Depuis 2008, l'accès au lac de Vaihiria est devenu quasi impossible en raison du blocage de la route traversière. A moins de passer par la côte Est et la vallée de la Papenoo.
Depuis 2008, l'accès au lac de Vaihiria est devenu quasi impossible en raison du blocage de la route traversière. A moins de passer par la côte Est et la vallée de la Papenoo.
PAPEETE, le 14 janvier 2015. Depuis quelques années, les plaintes pour blocage de la route Traversière, dans sa partie vers Mataiea se sont accumulées. Après une première audience pénale, en septembre 2014, pour entraves à la libre circulation sur cette voie conduisant au coeur de Tahiti, ce mardi, le tribunal correctionnel de Papeete évoquait d'autres épisodes (de l'année 2011) durant lesquels plusieurs membres de la famille Bennett avaient bloqué le passage en utilisant parfois la force.

Ce pourrait être un dossier judiciaire presque pour rien dans la mesureune procédure d'expropriation, en bonne et due forme par voie de déclaration d'utilité publique entamée par le Pays depuis des années est en passe d'aboutir, dès la fin de ce mois de janvier. Néanmoins, la famille de Timi Bennett (père, mère et fils) et deux autres prévenus habitants le PK 47,5 côté montagne à Maitaiea, comparaissaient ce mardi pour avoir entravé la libre circulation à diverses reprises au cours de l'année 2011. Trois faits sont visés ceux du 28 mars 2011, du 8 juin 2011 et du 23 août 2011. Seules ces trois affaires ont été retenues par la justice, mais les plaintes sont bien plus nombreuses. "L'instruction menée portait sur de multiples plaintes mais nous avons sélectionné les trois les plus importantes" indique la présidente du tribunal.
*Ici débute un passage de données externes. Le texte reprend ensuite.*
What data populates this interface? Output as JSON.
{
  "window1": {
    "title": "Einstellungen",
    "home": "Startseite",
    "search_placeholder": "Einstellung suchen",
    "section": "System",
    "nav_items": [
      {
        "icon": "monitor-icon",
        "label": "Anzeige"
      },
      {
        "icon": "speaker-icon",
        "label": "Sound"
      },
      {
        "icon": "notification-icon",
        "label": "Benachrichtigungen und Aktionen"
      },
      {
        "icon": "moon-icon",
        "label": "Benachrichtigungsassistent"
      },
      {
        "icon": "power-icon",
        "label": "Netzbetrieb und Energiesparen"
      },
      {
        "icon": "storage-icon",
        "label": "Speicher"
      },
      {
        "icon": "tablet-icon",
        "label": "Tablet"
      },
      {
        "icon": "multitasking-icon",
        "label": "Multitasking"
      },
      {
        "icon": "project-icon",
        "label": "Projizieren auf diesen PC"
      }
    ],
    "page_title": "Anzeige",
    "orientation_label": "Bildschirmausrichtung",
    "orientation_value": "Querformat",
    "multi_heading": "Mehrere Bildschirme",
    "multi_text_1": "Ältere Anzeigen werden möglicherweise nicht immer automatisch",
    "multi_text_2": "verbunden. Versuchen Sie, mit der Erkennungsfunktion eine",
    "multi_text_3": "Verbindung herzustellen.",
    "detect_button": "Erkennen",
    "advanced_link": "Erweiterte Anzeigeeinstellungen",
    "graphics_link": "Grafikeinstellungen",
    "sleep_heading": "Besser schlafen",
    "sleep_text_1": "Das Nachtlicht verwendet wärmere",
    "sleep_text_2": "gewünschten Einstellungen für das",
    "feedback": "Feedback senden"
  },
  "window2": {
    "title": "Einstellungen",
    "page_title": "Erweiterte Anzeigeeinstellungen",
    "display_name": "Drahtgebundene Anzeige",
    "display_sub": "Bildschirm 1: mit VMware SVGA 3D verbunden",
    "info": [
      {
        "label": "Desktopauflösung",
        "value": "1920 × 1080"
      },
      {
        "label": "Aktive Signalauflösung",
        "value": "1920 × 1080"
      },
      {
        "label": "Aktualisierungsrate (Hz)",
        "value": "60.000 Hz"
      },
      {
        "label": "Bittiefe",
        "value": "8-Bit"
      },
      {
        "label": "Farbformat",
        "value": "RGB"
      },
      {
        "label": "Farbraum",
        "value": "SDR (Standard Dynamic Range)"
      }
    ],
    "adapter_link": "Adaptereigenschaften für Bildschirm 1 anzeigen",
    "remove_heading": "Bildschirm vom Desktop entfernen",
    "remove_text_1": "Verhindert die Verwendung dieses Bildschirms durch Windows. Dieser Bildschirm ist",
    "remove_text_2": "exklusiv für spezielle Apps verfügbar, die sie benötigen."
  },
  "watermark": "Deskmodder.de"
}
A la barre, le dialogue s'entame assez mal entre le tribunal et les prévenus. Il est fait référence à un compte-rendu de réunion de 1990 où un représentant de la famille Bennett, censé représenter tous les indivisaires avait accepté le passage des véhicules de Marama Nui ou leurs sous-traitants afin de pouvoir accéder aux ouvrages hydroélectriques en amont. Mais cette "convention" n'a que peu de valeur légale, admet le tribunal ; elle n'a été conclue que par une partie des indivisaires de la vallée et avant l'installation à Mataiea, au début des années 2000 de la famille de Timi Bennett. Laquelle indique que les engagements pris alors par Marama Nui d'installer grillage et portail à cadenas n'ont jamais été respectés.
La présidente du tribunal avançant dans le dossier, en dépit des vigoureuses dénégations des prévenus à la barre, pose alors la question centrale de ce dossier. La même qui fut posée lors d'un premier procès en septembre dernier. "Est-ce que cette voie –qu'elle soit privée ou non- était-elle ouverte à tous, oui ou non ? C'est la question qu'on doit se poser et à laquelle on doit répondre" résume la juge. Mais après deux ans d'instruction, l'audition de nombreux témoins ou riverains, des responsables locaux du cadastre ou du bureau des affaires foncières, force est de constater que la réponse ne s'impose pas avec limpidité.

Le tribunal fait état d'une ordonnance de 1932 au temps des Etablissements français d'Océanie (EFO) où étaient déclarés publics non seulement la route de ceinture de Tahiti, mais également tous les chemins vicinaux desservant les vallées et même les sentiers reliant ces vallées. Dans la mesure où il n'y a pas eu, comme en France métropolitaine, de transfert aux départements de ces voies secondaires, cette réglementation "d'Ancien régime" serait encore valable. Ce que réfute Me James Lau, avocat de la défense expliquant que ce texte est désormais non conforme à la Constitution et qui oppose le caractère inaliénable de la propriété privée. D'autant qu'un arrêt de la Cour d'appel de Papeete en 2011 a justement reconnu que ce chemin est une voie privée ! "Les Bennett ont subi beaucoup de choses dont deux gardes à vue et des violences policières. Tout ça pour défendre leur propriété privée" explique encore l'avocat de la famille de Timi Bennett.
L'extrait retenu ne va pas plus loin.